「愛犬が暮らしやすい部屋にしたい」
「アートを取り入れミュージアムのような空間を実現したい」
美しさを求めるアートと、汚れや傷をたくさんつけてくれるペット。なかなか共存が難しいこの2つの要望をいかに掛け算をするかが課題でした。施主の愛犬への愛情の深さと、アートやデコレーションといったインテリアへのこだわりの大きさから、人間とペットの居場所を分けることなく両立させられないか、また両者が我慢しなくてよい空間にできないかと考え、導き出した答えは「ペットと人間が同じ空間で、お互い安心しながらアートも楽しめる部屋」でした。
まずは、いつでもお互いの気配を感じられるように居室同士のアクセスは廊下を介さず可能な間取りとし、それぞれがガラスを通してゆるく繋がりのあるプランとしました。
素材によるアプローチとしては、清掃性が良くテクスチャーのある左官材や、傷がついても味わいになるようなフローリングを採用。もちろん防滑性防水性のある塗装を施してあります。
アートの要素としては森のようにグリーンと木目(どちらもクロス)で覆われた廊下やオクタゴン型のドアノブ、家具のような洗面、手彫りのドアなど、コストを大きくかけずに存在感のある一品一品を施主が探し出してきてくれました。
結果として、大切な家族である愛犬とアートが世界観のあるインテリアに溶け込み、どこを切り取っても絵になるお部屋になりました。
BEFORE
愛犬の為に、環境のよい場所に建つ庭付きのマンションを購入されましたが、部屋が細かく分かれすぎていることと、無難で画一的な(面白みが無い)インテリアやツルツルの床材が施主と愛犬の暮らしには合わない為、リノベーションを行うことを前提に物件を購入されました。

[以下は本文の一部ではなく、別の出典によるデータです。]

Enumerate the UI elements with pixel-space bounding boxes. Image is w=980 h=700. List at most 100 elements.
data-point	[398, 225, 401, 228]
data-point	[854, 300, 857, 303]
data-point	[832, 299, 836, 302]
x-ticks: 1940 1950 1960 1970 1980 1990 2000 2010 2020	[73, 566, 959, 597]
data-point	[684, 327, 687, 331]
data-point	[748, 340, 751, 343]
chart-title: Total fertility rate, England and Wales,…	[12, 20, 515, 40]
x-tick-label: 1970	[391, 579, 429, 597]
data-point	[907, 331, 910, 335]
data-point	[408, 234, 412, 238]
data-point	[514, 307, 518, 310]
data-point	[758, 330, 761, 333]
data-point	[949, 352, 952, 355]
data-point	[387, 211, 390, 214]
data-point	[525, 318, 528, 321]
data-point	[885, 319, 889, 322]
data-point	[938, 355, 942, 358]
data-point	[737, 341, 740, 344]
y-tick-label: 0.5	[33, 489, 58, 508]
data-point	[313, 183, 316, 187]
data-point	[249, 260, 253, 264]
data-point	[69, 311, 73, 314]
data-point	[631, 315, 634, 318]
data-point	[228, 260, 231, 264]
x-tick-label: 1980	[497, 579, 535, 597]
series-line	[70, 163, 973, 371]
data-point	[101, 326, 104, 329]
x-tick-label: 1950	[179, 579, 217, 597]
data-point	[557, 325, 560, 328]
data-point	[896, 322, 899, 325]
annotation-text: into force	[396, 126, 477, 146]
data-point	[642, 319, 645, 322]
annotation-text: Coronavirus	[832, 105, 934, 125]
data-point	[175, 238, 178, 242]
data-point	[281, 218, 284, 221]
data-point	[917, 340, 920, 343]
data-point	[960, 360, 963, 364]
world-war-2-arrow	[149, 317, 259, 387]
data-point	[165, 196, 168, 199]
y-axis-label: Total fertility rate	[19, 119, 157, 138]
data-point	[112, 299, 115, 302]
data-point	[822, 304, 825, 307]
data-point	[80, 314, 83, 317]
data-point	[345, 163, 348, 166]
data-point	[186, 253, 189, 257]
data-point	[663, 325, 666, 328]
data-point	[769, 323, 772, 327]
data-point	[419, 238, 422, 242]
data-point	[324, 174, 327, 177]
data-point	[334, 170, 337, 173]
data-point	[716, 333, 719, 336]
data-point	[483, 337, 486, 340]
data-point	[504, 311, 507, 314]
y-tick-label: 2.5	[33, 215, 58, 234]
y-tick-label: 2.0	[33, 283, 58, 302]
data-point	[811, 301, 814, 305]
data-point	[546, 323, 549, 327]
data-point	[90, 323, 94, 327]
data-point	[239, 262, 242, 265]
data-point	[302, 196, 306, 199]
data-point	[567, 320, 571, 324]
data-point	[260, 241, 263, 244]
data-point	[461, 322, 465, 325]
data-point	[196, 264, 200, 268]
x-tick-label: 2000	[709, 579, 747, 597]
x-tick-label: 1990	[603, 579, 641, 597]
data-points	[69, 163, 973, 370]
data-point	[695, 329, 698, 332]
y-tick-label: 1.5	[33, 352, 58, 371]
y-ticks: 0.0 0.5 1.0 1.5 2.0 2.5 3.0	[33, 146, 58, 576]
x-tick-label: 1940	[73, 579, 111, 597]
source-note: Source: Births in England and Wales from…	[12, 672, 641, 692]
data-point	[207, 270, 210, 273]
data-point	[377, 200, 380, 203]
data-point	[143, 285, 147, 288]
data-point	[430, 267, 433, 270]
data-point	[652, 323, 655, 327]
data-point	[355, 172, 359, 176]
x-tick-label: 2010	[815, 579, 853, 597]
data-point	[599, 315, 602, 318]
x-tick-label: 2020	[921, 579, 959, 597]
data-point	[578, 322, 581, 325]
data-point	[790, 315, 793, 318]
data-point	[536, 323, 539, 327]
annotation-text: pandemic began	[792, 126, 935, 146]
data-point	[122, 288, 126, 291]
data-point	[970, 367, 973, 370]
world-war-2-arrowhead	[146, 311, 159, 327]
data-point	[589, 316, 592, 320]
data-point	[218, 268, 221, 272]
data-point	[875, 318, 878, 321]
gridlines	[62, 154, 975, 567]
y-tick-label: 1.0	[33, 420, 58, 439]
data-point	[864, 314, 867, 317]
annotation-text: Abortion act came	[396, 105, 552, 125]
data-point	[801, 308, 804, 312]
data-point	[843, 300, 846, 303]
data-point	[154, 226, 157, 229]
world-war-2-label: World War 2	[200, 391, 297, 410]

それほど古い物件ではなかったこともあり、まだまだ使える設備類や間仕切り壁は既存流用することや、2部屋並んでいた洋室を繋げて広い1部屋の仕事部屋(アトリエ)にすること、対面キッチンは手元を隠したいこと、寝室はリビングからアクセスしたい、各所に遊び心(アート)を取り入れたいというご要望がありました。
大工工事よりも家具工事に多くの時間がかかりました。